It also was a reminder of Maddon’s aggressive, often fearless, style of managing.

“I felt really strongly about Stropy right there,” Maddon said of the eighth-inning decision to pitch to one of the most dangerous hitters in the league. “And he got a pitch in the wrong spot and the guy’s a good hitter.”

With the Cubs leading 2-1, Segura was on third after a one-out double and a groundout that sent him another 90 feet.

Maddon had right-hander Cahill and lefty Travis Wood warmed up in the bullpen, which appeared to set the stage for a walk to Goldschmidt and lefty-vs.-lefty matchup against David Peralta, who hits nearly 100 points worse in his career vs. lefties than righties (.228-.324; .608 OPS vs. .913).

The difference was similar last year. And even Peralta’s 8-for-17 start to the season was heavy on damage against right-handers.

“Right there we were not trying to throw that pitch on that count,” said Maddon of the fastball that was supposed to be farther down and away to the right-handed Goldschmidt. “We had a different strategy set up and it didn’t play out. That’s the way it happens sometimes. Easily could have struck him out, hit a ground ball to somebody, popped him up. The guy on deck’s a pretty good hitter, too.”

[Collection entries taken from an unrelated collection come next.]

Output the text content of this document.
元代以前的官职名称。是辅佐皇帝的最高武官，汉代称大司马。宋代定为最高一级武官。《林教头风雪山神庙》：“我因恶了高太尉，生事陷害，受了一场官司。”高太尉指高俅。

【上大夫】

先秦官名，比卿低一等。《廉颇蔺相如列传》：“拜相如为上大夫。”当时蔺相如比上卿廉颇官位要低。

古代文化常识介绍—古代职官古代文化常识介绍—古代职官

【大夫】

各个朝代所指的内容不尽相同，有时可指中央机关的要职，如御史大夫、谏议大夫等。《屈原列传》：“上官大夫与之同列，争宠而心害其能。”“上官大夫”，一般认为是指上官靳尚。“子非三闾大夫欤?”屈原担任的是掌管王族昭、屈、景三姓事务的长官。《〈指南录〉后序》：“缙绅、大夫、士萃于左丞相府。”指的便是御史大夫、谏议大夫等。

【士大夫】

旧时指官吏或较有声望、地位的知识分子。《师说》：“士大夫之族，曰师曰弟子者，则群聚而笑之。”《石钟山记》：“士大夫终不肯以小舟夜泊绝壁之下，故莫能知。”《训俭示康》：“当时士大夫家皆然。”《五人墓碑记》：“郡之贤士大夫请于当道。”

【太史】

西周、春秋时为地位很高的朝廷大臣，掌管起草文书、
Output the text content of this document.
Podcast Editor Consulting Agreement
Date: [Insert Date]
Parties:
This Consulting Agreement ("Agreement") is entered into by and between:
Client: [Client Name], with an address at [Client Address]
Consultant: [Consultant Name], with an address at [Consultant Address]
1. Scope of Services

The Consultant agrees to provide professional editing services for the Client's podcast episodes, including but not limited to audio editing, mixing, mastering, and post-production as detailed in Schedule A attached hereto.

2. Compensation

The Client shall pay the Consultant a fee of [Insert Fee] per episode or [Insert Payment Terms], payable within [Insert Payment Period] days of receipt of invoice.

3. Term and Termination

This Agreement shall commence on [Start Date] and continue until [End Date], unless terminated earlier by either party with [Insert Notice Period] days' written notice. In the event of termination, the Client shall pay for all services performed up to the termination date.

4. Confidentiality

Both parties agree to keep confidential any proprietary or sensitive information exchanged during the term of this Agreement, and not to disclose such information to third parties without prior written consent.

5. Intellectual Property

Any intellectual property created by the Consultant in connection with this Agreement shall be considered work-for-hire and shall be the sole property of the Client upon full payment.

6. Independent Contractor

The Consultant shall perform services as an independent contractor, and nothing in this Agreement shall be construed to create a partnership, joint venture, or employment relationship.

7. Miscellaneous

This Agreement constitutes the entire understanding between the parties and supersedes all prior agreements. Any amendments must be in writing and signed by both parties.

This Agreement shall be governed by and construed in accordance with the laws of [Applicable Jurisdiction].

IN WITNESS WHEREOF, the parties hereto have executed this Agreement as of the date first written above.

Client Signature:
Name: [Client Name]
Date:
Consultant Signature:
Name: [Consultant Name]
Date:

Goldschmidt, who drove in the Diamondbacks’ first run with one-out single up the middle in the sixth, off Jason Hammel, struck out looking against Strop in the eighth inning of Thursday’s 14-6 Cubs’ win.

“Stropy’s pretty good,” Maddon said. “He made him look pretty bad [Thursday]. I kind of like the matchup with the breaking ball. We just didn’t get to it. And he got a hit.”

Of course, if the Cubs scored more than two runs – which both came during a four-walk third, without benefit of a hit – the pitch-by-pitch drama might not have been in play.

Or, for that matter, if Segura hadn’t suddenly turned into Hank Aaron against the Cubs this week – with two homers Thursday and a pair of doubles off various walls Friday. Or if second baseman Ben Zobrist knocked down Segura’s low line shot three inches to his right in the sixth that went for a single (and led to a run).

“Seriously, I’m good with everything,” said Maddon, who liked the overall hitting approaches again and the mostly sharp defensive game. “You’re not going to get it done every night.

“You can’t be an oil painting every night.”

Then again, sometimes all you need is to paint by numbers.

“That’s not my call,” catcher David Ross said of the decision to pitch to Goldschmidt. “If I’ve got the chance to get the guy out, I always try to get him out. That’s baseball. I know he’s a good player. So’s the guy behind him. The guy behind him’s been hotter than he has.

“Stropy threw the ball good. I probably should have called a slider there maybe. Who knows? I’m second-guessing it now, obviously.”